First spacecraft to visit Mercury

First spacecraft to visit Mercury
Who
Mariner 10, NASA
What
First
Where
Not Applicable
When
29 March 1974

The first spacecraft to encounter the planet Mercury was NASA's Mariner 10 robotic probe, which made its first fly-by of Mercury on 29 March 1974. It would go on to make two further passes close to the planet – one on 21 September 1974 and one on 16 March 1975. That last encounter brought the probe to within 327 km (203 mi) of the planet's surface. After completing its mission, the probe was powered down. It remains in orbit around the Sun to this day.

Launched on 3 November 1973, Mariner 10 was the last mission in the decade-long Mariner program, which had already sent fly-by probes and orbiters to Mars and Venus. Like several of its predecessors, it first cruised to Venus to study the planet's atmosphere. Instead of overshooting the planet and drifting into a heliocentric orbit afterwards, Mariner 10 manoeuvred past Venus on a path that used the planet's gravity to pull it inward towards the previously unexplored Mercury.

Gravity-assist manoeuvres like this had been done within the Earth-Moon system, but this was the first time a spacecraft had done something so challenging. The fact that the probe made it to Mercury is all the more impressive considering that mission control was battling technical problems all the way there. Electrical components failed, the antenna kept malfunctioning and the spacecraft's shiny paint kept chipping off. This last issue seems minor, but it was a major threat to the mission as the reflective flecks of paint would confuse the automatic star-tracking systems Mariner 10 used for navigation.

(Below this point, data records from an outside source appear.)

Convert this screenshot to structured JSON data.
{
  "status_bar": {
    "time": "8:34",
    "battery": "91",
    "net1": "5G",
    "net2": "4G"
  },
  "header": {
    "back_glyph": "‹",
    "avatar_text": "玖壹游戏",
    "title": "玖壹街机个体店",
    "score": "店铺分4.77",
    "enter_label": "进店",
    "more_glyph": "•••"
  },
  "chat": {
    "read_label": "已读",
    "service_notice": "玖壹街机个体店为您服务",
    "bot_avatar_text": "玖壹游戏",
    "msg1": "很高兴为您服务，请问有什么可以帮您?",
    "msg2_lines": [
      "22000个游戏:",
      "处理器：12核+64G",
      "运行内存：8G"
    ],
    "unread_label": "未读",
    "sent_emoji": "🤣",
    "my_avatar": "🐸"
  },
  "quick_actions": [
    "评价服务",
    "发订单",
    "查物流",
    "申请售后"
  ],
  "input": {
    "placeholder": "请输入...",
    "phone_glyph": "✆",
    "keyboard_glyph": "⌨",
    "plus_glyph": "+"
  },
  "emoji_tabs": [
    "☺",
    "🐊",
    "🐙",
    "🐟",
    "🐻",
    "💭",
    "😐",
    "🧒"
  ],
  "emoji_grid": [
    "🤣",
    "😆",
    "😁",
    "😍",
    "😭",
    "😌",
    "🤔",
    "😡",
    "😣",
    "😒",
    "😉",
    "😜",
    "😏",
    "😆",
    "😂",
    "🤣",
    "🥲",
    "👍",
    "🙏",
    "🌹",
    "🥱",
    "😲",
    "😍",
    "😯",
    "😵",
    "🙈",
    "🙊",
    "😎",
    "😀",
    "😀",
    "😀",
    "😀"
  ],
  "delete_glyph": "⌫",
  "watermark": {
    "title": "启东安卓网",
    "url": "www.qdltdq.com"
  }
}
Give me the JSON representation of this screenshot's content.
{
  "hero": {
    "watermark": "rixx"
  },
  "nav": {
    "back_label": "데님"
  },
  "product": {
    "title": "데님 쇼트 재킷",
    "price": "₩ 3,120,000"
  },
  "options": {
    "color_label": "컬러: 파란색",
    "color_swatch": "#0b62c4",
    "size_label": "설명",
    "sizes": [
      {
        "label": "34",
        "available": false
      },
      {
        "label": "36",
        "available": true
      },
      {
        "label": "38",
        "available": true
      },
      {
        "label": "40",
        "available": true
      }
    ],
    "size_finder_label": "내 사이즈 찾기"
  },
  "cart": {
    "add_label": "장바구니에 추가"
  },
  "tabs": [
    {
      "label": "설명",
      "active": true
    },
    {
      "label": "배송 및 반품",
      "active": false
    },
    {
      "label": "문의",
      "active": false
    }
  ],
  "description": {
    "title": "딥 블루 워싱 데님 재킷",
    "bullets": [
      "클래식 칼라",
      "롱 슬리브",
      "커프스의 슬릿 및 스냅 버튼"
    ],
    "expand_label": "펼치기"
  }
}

Mariner 10 took more than 2,800 photos of Mercury, mapping its barren and moon-like surface for the first time. Its instruments revealed the presence of a thin and unstable atmosphere, as well as an unexpectedly large iron core with a corresponding magnetic field. Owing to the extreme difficulty of reaching Mercury from Earth, Mariner 10 remained the only spacecraft to journey to the planet until the launch of the MESSENGER orbiter in 2004.